The boy's father made it clear he didn't want the police involved, and he wanted the perpetrator gone. What he said to her was, "I want you to take care of this." She accepted the burden, and did the only thing she could think to do.

"I want you to want to get help.  I want you to know that what you did is wrong, and take responsibility for it, rather than asking for forgiveness; rather than continuing on as though nothing has happened," she said, her voice rising slightly in spite of her desire to stay in control.

"I'll get help, if you want me to," he said eagerly, looking for all the world as though a carrot named "Hope" had been dangled before him, his for the taking.

She shook her head as much in disbelief as in refusal, control fully regained when any remaining softness in her aching heart was replaced with rock-hard resolve. "I want you to get help because you know you need to, not because I want you to. You need to leave now."
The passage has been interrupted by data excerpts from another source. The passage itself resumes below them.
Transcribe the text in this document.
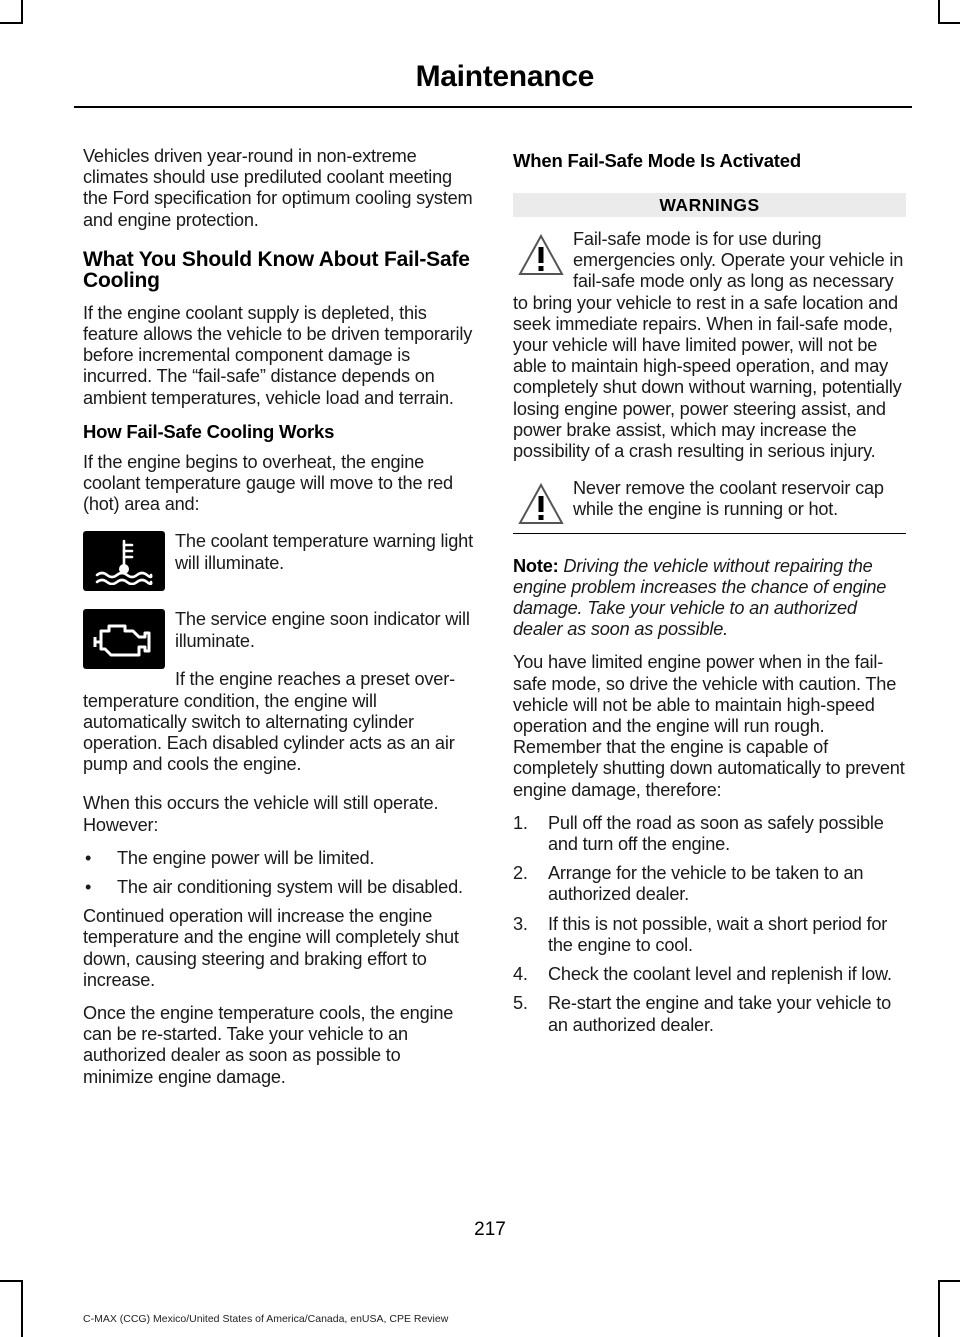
Maintenance

Vehicles driven year-round in non-extreme climates should use prediluted coolant meeting the Ford specification for optimum cooling system and engine protection.

What You Should Know About Fail-Safe Cooling

If the engine coolant supply is depleted, this feature allows the vehicle to be driven temporarily before incremental component damage is incurred. The “fail-safe” distance depends on ambient temperatures, vehicle load and terrain.

How Fail-Safe Cooling Works

If the engine begins to overheat, the engine coolant temperature gauge will move to the red (hot) area and:

The coolant temperature warning light will illuminate.
The service engine soon indicator will illuminate.

If the engine reaches a preset over-temperature condition, the engine will automatically switch to alternating cylinder operation. Each disabled cylinder acts as an air pump and cools the engine.

When this occurs the vehicle will still operate. However:

• The engine power will be limited.
• The air conditioning system will be disabled.

Continued operation will increase the engine temperature and the engine will completely shut down, causing steering and braking effort to increase.

Once the engine temperature cools, the engine can be re-started. Take your vehicle to an authorized dealer as soon as possible to minimize engine damage.

When Fail-Safe Mode Is Activated
WARNINGS
Fail-safe mode is for use during emergencies only. Operate your vehicle in fail-safe mode only as long as necessary to bring your vehicle to rest in a safe location and seek immediate repairs. When in fail-safe mode, your vehicle will have limited power, will not be able to maintain high-speed operation, and may completely shut down without warning, potentially losing engine power, power steering assist, and power brake assist, which may increase the possibility of a crash resulting in serious injury.
Never remove the coolant reservoir cap while the engine is running or hot.

Note: Driving the vehicle without repairing the engine problem increases the chance of engine damage. Take your vehicle to an authorized dealer as soon as possible.

You have limited engine power when in the fail-safe mode, so drive the vehicle with caution. The vehicle will not be able to maintain high-speed operation and the engine will run rough. Remember that the engine is capable of completely shutting down automatically to prevent engine damage, therefore:

1. Pull off the road as soon as safely possible and turn off the engine.
2. Arrange for the vehicle to be taken to an authorized dealer.
3. If this is not possible, wait a short period for the engine to cool.
4. Check the coolant level and replenish if low.
5. Re-start the engine and take your vehicle to an authorized dealer.
217
C-MAX (CCG) Mexico/United States of America/Canada, enUSA, CPE Review
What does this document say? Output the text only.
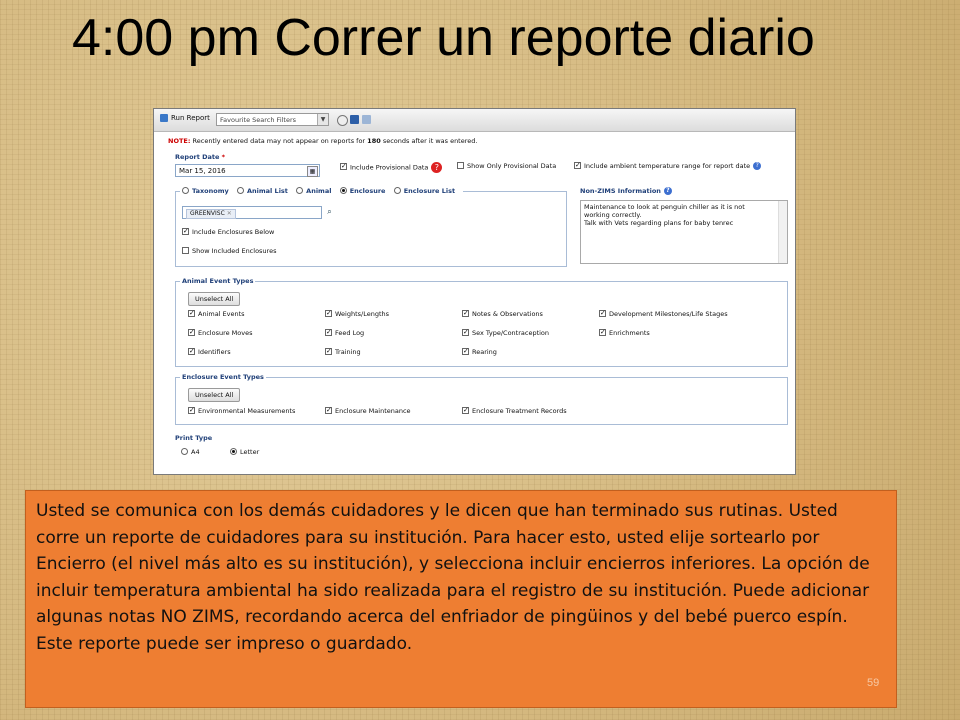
4:00 pm Correr un reporte diario
Run Report	Favourite Search Filters	▼
NOTE: Recently entered data may not appear on reports for 180 seconds after it was entered.
Report Date *
Mar 15, 2016	▦ ✓	Include Provisional Data ?	Show Only Provisional Data ✓	Include ambient temperature range for report date ?
Taxonomy	Animal List	Animal	Enclosure	Enclosure List
GREENVISC ✕	⌕
✓Include Enclosures Below
Show Included Enclosures
Non-ZIMS Information ?
Maintenance to look at penguin chiller as it is not
working correctly.
Talk with Vets regarding plans for baby tenrec
Animal Event Types
Unselect All
✓Animal Events ✓	Weights/Lengths ✓	Notes & Observations ✓	Development Milestones/Life Stages
✓Enclosure Moves ✓	Feed Log ✓	Sex Type/Contraception ✓	Enrichments
✓Identifiers ✓	Training ✓	Rearing
Enclosure Event Types
Unselect All
✓Environmental Measurements ✓	Enclosure Maintenance ✓	Enclosure Treatment Records
Print Type
A4	Letter
Usted se comunica con los demás cuidadores y le dicen que han terminado sus rutinas. Usted corre un reporte de cuidadores para su institución. Para hacer esto, usted elije sortearlo por Encierro (el nivel más alto es su institución), y selecciona incluir encierros inferiores. La opción de incluir temperatura ambiental ha sido realizada para el registro de su institución. Puede adicionar algunas notas NO ZIMS, recordando acerca del enfriador de pingüinos y del bebé puerco espín. Este reporte puede ser impreso o guardado.
59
He sputtered for a few seconds, unable to find adequate words to sway her decision. Finally, he turned around and left, slamming the front door as he exited, then slamming the door of his car after he got in, and screeching up the road as he drove away.

As soon as he was out of sight, she took a piece of plain white paper from the printer, chose a black Sharpie from the pen holder, and wrote in careful print, "Closed temporarily due to an emergency. We apologize for any inconvenience. Please check back after 1:00." It was 12:30.

She tore two pieces of tape off the dispenser, took the phones off their hooks, made her way around to the front door, affixed the sign to it, engaged the lock, and returned to the empty room behind her office. Taking a folding chair from the stack against the wall, she opened it, then sat upon it while staring at the wall before her, blank save for a simple clock. Her eyes were stinging with tears that wouldn't come, even though her chest was heaving with them.

At 1:00, she stood, folded the chair, and placed it back in the stack.  She walked around to the front door, removed the sign, crumpled it into a tight ball, and disengaged the lock. She returned to her office, dropped the ball of paper into the trash basket, and put the phone receivers back on their cradles.

She made phone calls to three different friends, telling them in a matter-of-fact manner that she had broken up with her fiancé. She didn't go into detail, telling them only he would be on a plane to England early the next day, and, no, she wasn't driving him to the airport, their mutual friend was.

At 5:00, she closed the office, and went home to her parents' house, where she was currently living. She told them only what she'd told her friends, then abruptly announced she needed a shower.

In the shower a few minutes later, with the hot water pouring over her in its soothing way, the tears finally came.